To deal with the problem of inherited wealth, again, Piketty makes what appears to be a bold recommendation. “[T]he ideal policy for avoiding an endless inegalitarian spiral and regaining control over the dynamics of accumulation would be a progressive global tax on wealth” (page 471).

He envisages a “social state” (not a redistributive state) that will ensure that resources flow into education and public health within each country and calls for international financial transparency. As for the novel proposal of a global tax on capital, he recognises the difficulties. “To achieve this goal they [the nations of the world] would have to establish a tax schedule applicable to all wealth around the world and then to decide how to apportion the revenues” (page 515). While this is desirable and useful, Piketty admits that it is utopian.
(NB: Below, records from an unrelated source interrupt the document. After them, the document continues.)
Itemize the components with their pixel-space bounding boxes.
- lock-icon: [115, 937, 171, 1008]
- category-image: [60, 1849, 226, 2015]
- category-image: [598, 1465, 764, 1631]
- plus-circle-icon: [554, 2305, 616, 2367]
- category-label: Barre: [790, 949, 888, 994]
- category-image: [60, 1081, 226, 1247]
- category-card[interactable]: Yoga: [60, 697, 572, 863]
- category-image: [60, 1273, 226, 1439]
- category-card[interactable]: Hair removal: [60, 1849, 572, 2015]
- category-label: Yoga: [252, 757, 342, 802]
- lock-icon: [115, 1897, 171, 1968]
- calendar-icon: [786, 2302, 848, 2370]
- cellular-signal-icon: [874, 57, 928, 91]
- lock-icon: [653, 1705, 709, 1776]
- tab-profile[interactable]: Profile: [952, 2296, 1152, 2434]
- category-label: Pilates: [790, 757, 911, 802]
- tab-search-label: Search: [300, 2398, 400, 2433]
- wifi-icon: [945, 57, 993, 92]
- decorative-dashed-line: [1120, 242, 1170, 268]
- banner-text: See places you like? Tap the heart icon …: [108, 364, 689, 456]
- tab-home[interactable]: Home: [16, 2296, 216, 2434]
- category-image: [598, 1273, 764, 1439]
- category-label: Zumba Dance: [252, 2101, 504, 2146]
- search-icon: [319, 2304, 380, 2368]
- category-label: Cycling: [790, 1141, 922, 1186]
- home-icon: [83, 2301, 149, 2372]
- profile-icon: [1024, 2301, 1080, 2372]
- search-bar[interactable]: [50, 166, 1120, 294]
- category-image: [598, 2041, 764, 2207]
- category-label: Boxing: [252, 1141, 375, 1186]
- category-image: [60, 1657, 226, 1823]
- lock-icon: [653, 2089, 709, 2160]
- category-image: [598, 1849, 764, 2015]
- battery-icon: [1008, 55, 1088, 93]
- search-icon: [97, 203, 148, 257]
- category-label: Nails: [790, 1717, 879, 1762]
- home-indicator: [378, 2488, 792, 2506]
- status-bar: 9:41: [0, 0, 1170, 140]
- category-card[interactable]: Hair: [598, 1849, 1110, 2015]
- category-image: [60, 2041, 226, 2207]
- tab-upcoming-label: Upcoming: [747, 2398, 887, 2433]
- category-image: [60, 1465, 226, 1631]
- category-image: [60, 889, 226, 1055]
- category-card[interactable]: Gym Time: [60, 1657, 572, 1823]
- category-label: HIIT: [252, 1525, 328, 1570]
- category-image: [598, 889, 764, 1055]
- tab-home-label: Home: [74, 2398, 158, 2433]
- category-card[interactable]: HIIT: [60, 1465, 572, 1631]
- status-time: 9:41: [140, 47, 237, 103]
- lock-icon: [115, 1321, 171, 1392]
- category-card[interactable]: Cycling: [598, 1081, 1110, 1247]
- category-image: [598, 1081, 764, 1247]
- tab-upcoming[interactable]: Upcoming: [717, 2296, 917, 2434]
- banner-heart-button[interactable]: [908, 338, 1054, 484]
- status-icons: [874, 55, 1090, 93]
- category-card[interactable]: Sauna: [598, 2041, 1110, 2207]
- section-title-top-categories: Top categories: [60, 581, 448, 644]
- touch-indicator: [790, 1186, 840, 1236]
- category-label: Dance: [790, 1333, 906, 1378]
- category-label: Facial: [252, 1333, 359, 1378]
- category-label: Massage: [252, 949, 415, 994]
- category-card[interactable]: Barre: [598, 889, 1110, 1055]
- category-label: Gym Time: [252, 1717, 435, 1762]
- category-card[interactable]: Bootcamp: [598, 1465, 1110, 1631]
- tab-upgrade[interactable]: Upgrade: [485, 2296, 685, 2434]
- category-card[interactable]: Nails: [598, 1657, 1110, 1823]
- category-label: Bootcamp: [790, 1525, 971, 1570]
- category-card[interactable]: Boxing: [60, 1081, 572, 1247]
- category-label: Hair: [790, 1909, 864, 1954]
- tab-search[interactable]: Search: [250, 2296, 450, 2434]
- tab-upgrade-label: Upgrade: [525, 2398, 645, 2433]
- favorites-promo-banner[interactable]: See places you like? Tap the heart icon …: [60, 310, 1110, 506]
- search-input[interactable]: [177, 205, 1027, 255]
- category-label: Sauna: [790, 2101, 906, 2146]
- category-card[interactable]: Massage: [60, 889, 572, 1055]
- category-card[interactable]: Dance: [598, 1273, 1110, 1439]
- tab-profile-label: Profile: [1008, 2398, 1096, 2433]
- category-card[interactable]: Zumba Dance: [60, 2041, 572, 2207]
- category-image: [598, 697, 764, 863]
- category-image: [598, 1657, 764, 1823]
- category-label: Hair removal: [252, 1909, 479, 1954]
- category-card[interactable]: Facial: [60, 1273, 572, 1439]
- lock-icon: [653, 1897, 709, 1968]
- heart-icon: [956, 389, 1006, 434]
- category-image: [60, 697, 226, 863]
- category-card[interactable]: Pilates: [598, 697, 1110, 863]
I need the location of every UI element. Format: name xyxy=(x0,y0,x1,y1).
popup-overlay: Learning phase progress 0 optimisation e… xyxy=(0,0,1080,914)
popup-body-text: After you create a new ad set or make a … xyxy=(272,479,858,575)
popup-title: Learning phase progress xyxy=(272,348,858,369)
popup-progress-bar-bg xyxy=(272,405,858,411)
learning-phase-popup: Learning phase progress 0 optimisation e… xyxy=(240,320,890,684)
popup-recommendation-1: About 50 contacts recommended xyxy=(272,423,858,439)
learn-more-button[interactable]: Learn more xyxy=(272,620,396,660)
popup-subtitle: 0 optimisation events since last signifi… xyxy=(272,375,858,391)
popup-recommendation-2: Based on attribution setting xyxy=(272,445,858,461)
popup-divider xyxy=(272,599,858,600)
To conclude on this negative note would be unfair to Piketty. The vastness and richness of the data that he has gathered and processed are phenomenal. His observation that financial capitalism has “run amok” and the statement that if the globalised patrimonial capitalism of the 21st century ran into its first crisis in 2008 it is unlikely to be the last are candid. His plea for education and health care for all is genuine. His exposition of the recent explosion of executive salaries is forthright. His call for automatic transmission of banking information across the globe and for restriction of the powers of central banks to create money is not likely to be heeded but is a pointer in the right direction. His plea for a “political and historical economics” is refreshing. And his readable style with frequent references to popular fiction is commendable. Above all, he has brought the popular discussion of inequality and its causes and consequences to the forefront.

I recommend that those who wish to follow the trail set by Piketty should take the time and the trouble to read the entire book. The World Economic Association in one of its recent publications has brought together over a dozen reviews of the book written by scholars from different parts of the world, which will also be helpful. It can be downloaded from the following link: http://www.paecon. net/PAEReview/issue69/ whole69.pdf

(I gratefully acknowledge that Prabhat Patnaik made available to me his review of Piketty’s book published elsewhere.)